N2(g) + O2g) = 2NO(g) delta H = 180.7kj, 2NO(g) + O2(g) = 2NO2(g) delta H = 0113.1kj, 2N2O(g) = 1N2(g) + O2(g) delta H = -163.2kj.
Using Hess’s Law calculate delta H for the reaction:
N2O(g) + NO2(g) = 3NO(g)

See your earlier post.

To calculate ΔH for the reaction N2O(g) + NO2(g) = 3NO(g) using Hess's Law, we need to manipulate the given equations to get the desired reaction as the sum of those equations. Here's a step-by-step process:

1. Reverse the first equation to get N2O(g). Since the reaction is reversed, the sign of ΔH also changes:
N2(g) + O2(g) → 2NO(g) (ΔH = -180.7 kJ)

2. Multiply the second equation by 2 to get 2NO2(g):
2NO(g) + O2(g) → 2NO2(g) (ΔH = -113.1 kJ)
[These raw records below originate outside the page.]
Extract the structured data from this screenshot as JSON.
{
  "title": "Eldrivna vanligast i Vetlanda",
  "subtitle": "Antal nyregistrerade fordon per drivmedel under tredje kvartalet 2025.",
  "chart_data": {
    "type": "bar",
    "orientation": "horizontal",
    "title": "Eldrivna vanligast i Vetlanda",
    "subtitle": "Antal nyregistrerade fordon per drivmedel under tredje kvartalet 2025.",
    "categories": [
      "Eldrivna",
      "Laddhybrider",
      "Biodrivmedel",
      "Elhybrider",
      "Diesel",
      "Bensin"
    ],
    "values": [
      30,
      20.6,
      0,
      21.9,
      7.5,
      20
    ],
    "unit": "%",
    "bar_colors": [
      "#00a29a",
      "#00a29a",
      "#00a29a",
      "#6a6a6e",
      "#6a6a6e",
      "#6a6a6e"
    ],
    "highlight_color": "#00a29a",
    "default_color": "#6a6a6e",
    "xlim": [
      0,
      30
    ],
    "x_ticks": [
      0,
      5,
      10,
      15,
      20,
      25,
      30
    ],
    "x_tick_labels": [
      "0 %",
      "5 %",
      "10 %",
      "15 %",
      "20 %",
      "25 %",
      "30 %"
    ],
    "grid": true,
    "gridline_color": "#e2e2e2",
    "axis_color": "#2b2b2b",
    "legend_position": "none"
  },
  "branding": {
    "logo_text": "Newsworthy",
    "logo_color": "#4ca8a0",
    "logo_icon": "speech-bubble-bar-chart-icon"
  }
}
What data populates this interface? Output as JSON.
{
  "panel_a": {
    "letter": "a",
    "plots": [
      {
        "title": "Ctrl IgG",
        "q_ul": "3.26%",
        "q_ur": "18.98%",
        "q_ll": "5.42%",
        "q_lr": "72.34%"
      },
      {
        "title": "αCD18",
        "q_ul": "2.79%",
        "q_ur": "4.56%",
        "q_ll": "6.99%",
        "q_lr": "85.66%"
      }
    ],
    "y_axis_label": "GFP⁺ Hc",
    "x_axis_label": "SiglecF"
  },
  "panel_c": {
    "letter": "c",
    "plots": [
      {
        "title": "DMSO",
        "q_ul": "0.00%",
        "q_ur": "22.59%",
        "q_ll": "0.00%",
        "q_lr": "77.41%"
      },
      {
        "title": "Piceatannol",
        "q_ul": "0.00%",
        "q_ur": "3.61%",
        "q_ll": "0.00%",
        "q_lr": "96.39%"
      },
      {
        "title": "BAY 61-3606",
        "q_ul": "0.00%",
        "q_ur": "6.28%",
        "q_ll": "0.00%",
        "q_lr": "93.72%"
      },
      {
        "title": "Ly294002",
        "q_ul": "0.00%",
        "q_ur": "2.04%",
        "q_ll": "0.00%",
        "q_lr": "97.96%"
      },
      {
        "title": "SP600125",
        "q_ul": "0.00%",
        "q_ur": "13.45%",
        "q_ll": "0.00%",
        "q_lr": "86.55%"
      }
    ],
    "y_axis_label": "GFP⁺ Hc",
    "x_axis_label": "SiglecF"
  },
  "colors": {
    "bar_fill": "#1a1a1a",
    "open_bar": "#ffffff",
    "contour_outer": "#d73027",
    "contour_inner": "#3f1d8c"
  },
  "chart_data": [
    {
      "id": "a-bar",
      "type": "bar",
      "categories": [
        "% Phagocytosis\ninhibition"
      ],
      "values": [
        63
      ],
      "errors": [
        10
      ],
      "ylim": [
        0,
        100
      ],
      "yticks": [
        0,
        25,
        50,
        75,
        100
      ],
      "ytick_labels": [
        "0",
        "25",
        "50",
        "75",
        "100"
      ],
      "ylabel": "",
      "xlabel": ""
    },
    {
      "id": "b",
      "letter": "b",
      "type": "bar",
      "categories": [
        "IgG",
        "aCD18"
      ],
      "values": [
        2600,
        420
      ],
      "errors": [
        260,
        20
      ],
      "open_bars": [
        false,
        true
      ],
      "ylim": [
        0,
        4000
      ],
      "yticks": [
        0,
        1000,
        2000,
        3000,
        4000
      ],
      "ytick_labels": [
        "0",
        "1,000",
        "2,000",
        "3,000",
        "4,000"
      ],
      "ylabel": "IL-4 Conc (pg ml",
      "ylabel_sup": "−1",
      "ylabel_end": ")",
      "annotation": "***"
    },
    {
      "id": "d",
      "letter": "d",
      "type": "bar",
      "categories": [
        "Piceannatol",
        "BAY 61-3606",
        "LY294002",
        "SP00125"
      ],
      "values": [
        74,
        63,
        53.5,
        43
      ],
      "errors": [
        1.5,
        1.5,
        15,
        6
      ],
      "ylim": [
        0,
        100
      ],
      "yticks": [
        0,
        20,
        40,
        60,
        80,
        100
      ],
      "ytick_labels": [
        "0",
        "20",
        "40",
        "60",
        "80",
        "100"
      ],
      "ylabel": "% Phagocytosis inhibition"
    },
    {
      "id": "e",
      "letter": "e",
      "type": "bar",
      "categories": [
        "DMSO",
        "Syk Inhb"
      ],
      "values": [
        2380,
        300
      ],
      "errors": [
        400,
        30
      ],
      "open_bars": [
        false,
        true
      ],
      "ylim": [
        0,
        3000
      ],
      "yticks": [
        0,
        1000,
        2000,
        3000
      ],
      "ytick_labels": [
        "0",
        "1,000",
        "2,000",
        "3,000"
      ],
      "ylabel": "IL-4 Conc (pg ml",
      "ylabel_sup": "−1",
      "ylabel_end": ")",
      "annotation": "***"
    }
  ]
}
3. Multiply the third equation by 3 to get 3NO(g):
6N2O(g) → 3N2(g) + 3O2(g) (ΔH = -489.6 kJ)

4. Now, add the above three equations together to balance the reaction:
N2O(g) + NO2(g) + 2NO(g) + O2(g) + 6N2O(g) = 3NO(g) + 2NO2(g) + 3N2(g) + 3O2(g)

5. Simplify the equation:
7N2O(g) + NO2(g) = 5NO(g) + 2NO2(g) + 3N2(g) + 3O2(g)

6. The ΔH for the reaction is the sum of ΔH values from the manipulated equations:
ΔH = (-180.7 kJ) + (-113.1 kJ) + (-489.6 kJ)
ΔH = -783.4 kJ

Therefore, the ΔH for the reaction N2O(g) + NO2(g) = 3NO(g) is -783.4 kJ.